I remember they wore gloves, as well as booties over their shoes. I also remember their features and voices. My mother’s sister Gillian took me in. Her husband Curtis didn’t like me living with them. He said I brought bad luck. They often got into fights over me and he threatened to leave her if she didn’t send me away. In the end, she sent him away. I am thankful to my aunt for choosing me.


Today, I am a 22-year-old cop, and I am ready to avenge my parents. I became a cop, even though I had test scores that could have got me into medicine or law school. I joined the police force for one reason and one reason alone: to avenge my parents. Being a cop, I had the resources to track them down, which I did. Both of them owned a club called ‘Game On’. I needed to get a job there, but couldn’t take leave from work. So I did the next best thing: I got into a fight with a suspect and broke his nose so I’d be suspended. It worked like a charm: I was given two weeks’ suspension.


I joined the club as a waitress. I hated it, but had to suck it up to get what I wanted. Roy was always in the club, but Pete wasn’t. He was a silent partner who rarely came by and also had another club where he would spend most of his time at. I flirted with Roy, and he took the bait and called me after work to his room. After everyone had left, I went to his room and tapped on the door. After he invited me in, I walked inside and pulled out my gun.


“Jean, what’s going on?”


“I am not Jean. My name’s Natalie Andrews.”

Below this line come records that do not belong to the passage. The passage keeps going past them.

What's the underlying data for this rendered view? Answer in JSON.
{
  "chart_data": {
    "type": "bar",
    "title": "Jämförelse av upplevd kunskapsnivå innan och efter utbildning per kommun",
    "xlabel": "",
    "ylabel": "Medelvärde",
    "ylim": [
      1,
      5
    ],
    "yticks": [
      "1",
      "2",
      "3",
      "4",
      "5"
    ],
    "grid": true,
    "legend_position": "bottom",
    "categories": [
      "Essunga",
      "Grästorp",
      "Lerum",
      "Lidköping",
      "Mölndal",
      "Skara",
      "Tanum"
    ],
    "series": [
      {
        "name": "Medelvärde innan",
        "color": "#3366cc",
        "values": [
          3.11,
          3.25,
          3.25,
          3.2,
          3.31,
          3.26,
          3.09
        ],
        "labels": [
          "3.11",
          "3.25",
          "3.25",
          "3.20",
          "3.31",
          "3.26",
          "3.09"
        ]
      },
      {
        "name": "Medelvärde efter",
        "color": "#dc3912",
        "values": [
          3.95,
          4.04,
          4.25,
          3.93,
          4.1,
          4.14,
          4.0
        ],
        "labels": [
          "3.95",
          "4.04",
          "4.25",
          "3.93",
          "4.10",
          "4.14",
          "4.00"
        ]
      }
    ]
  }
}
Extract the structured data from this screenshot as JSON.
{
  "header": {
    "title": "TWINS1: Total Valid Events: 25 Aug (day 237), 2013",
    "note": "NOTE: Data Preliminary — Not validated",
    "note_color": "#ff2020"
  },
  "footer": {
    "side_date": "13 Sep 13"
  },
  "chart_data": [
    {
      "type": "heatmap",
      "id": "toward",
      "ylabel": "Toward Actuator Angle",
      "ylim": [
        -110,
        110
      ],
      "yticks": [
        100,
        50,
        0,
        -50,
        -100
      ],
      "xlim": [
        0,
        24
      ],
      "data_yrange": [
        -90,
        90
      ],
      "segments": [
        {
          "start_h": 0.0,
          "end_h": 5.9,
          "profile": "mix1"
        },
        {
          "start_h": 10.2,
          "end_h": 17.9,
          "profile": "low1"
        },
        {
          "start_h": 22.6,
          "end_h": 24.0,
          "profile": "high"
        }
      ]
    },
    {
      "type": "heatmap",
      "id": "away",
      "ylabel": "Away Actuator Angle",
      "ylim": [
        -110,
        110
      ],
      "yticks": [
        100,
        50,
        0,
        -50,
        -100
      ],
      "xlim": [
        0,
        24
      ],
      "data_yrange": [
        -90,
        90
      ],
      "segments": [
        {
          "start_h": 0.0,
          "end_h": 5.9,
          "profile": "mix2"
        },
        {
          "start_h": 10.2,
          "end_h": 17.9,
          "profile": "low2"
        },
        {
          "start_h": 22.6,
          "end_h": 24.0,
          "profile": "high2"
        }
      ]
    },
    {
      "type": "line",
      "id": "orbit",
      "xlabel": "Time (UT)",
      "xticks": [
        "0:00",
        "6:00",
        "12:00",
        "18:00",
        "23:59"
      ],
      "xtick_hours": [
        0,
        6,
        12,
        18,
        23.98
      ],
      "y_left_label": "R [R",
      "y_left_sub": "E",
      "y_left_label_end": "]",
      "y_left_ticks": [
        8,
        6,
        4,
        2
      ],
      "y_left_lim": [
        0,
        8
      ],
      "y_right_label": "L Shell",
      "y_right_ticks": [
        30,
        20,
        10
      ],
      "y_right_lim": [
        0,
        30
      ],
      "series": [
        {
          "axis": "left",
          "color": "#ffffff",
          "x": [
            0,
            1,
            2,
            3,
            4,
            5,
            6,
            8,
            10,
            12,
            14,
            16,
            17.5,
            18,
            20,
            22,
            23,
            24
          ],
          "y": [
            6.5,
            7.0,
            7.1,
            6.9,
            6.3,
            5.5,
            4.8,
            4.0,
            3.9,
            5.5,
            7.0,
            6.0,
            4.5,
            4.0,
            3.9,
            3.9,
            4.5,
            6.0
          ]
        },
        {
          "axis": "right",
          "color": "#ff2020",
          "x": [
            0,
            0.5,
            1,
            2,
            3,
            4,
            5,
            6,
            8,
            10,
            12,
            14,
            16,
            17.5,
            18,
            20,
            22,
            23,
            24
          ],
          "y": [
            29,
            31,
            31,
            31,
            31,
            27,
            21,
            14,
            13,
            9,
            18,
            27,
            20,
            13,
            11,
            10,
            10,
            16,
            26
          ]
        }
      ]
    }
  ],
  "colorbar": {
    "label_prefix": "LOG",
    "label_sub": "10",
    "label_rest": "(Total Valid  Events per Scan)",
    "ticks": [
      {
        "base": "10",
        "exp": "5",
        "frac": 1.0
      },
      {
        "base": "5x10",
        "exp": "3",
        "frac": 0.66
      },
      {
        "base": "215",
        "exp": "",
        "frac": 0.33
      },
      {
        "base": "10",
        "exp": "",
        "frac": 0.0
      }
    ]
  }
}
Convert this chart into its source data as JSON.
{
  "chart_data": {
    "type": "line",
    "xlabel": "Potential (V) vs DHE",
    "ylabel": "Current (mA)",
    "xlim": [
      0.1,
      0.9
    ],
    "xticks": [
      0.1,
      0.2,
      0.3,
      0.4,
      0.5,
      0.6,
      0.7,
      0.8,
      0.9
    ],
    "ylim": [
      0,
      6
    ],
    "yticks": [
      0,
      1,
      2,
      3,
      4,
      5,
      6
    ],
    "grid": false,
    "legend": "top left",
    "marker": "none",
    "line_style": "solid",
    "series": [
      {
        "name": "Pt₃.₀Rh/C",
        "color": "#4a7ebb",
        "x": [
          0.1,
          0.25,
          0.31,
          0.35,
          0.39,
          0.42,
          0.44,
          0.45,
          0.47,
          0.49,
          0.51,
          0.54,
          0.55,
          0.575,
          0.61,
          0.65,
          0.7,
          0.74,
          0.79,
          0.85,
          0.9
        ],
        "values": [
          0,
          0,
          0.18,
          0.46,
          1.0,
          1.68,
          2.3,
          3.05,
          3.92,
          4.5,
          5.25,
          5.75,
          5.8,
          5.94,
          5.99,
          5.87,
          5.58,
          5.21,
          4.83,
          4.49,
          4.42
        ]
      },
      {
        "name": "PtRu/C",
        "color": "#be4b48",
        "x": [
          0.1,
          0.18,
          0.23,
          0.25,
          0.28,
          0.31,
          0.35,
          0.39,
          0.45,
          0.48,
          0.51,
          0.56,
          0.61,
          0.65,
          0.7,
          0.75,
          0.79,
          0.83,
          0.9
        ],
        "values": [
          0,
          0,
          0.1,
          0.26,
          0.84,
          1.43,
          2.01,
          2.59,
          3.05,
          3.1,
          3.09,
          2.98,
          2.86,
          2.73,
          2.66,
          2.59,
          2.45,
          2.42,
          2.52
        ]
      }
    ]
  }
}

“Andrews? Why does that name sound familiar? And what’s with the gun?”


“Noah and Eileen Andrews: you and your partner killed them 16 years ago!”


“Wait, you’re the kid in the closet?”


“What? You saw me?” I asked, stupefied. He nodded.


“Then why didn’t you kill me?”


“I don’t kill kids. I am a criminal, but I have to draw the line somewhere.”


“Well, you should have killed me when you had the chance. I am sorry, but this is an eye for an eye. But first, tell me: why my parents?”


“It wasn’t personal, kid. I was just doing my job,”


“What do you mean?” I questioned.


“I am merely a contract killer, and your parents were the targets.”


 “Who gave you the contract?”


“I’m sorry, but giving you that information will put my family at risk.”


“I’m a cop. I can protect your family.”


“Sorry, kid,” he said before pulling out a gun and blowing his brains out.


I was dumbfounded. I hurried out of the room and went straight home. “What just happened?” I asked myself. There was something else at play. But why did he shoot himself? Why not shoot me instead? Was it because I am a cop? Were there cops involved in my parents’ death? My head felt weary.


I needed to get rid of the evidence linking me to that club, so I removed my contact lenses and washed the false tattoo of a rose I had on my neck. I then rinsed the red dye off my hair and dumped the clothes I wore to the club in my neighbour’s garbage can since the next day was garbage day. I then deleted all the information on Roy and Pete on my phone and computer.